I often find myself lying profusely when dealing with strangers. I don't see it as an act of malicious deceit. I see it as a complex white lie. A mechanism of politeness, wherein I fold up the intricate facts of a matter down into an unobtrusive, unsurprising package, that they can respond to in the same manner as the full truth of the matter. My goal isn't to change the result of their behavior, but to streamline the interaction. Afterall, if all the facts are known only to me, and their usefulness will expire after our transaction, it seems rude to me for me to demand that a stranger accept the more inconvenient truth than an agreed upon simulacrum.
Imagine the world before the scientific method. Where both the velocity required to split a log with an axe and your personal beliefs in how the universe is created and run were on equal footing. Every log and each man is different, intricate knots of both muscle and wood creating a unique outcome, whereas every man's faith and association to God was considered uniform and understood.

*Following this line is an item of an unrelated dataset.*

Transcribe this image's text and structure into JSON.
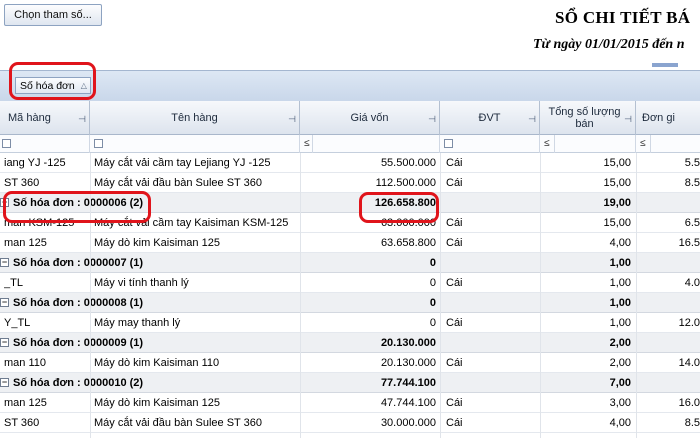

Science turned that on its head. Masticating the physical interaction with its jaws full of equations, and spitting out a uniform and knowable process, while at the same time casting a shroud over any fact that existed only in someone's head.
For a bit, there were two tiers of facts, those blessed by the scientific method, and those that weren't, and to be honest, things worked out pretty good. Because of science, I can now microwave frozen pizzas.
But compare that to the things we disagree with today.
Who made a building collapse, where the president was born, whether large scale changes in atmospheric chemicals results in altered climates, the efficacy of a government trying to provide healthcare, the best way to fix our educational system, at what stage a fetus has the same rights as us, how complex life forms came to be, whether to adhere to the letter or spirit of a great document, whether homosexuality is an identity or a fetish, the efficiency of unregulated markets versus attempts to curb ethical violations via regulation, etc...
It really seems like some of those belong in the realm of science. Things we really should be able to put our heads together on, stare at them, and agree upon some truths.
The fact that hasn't happened, and the fact that some established scientific truths have now started unraveling I think hints at a new movement. A counter to the 200 year reign of the Enlightenment's greatest invention.
People have learned that if they simply question any facts in enough numbers, if they refuse to accept the results of the scientific method that they can, essentially "defact" something in a way completely outside the standard method of "suggesting an alternate hypothesis that better fits the data".
Simply by forming a consensus against the consensus, they can erode the truth away. Softening the soil until it can no longer hold the trees rooted in it.
I personally don't like what that movement is doing, I find a certain humility in the scientific method's assumption that even the current hypothesis is around long enough for a better one to arrive. That this new movement is essentially the exact opposite of that irks me greatly. That a fact is a fact when shouted and repeated often enough is as appealing to me as coffee made with ash.
On the other hand, I sometimes thing maybe the last 200 years have just been an aberration, that the rapid advancements of science left us shell-shocked, and unwilling to question the uncomfortable idea of everyone agreeing on something.
What if higher Definition TVs and slightly faster laptops simply lack the necessary awe to fuel a continuation of the scientific consensual truth we have grown so used to. What if the best path to uniting us all was to build a flying mecha that shoots lasers?



The iPad is not sufficiently 'magical' to awe you? Your setting your standards for humanity pretty high.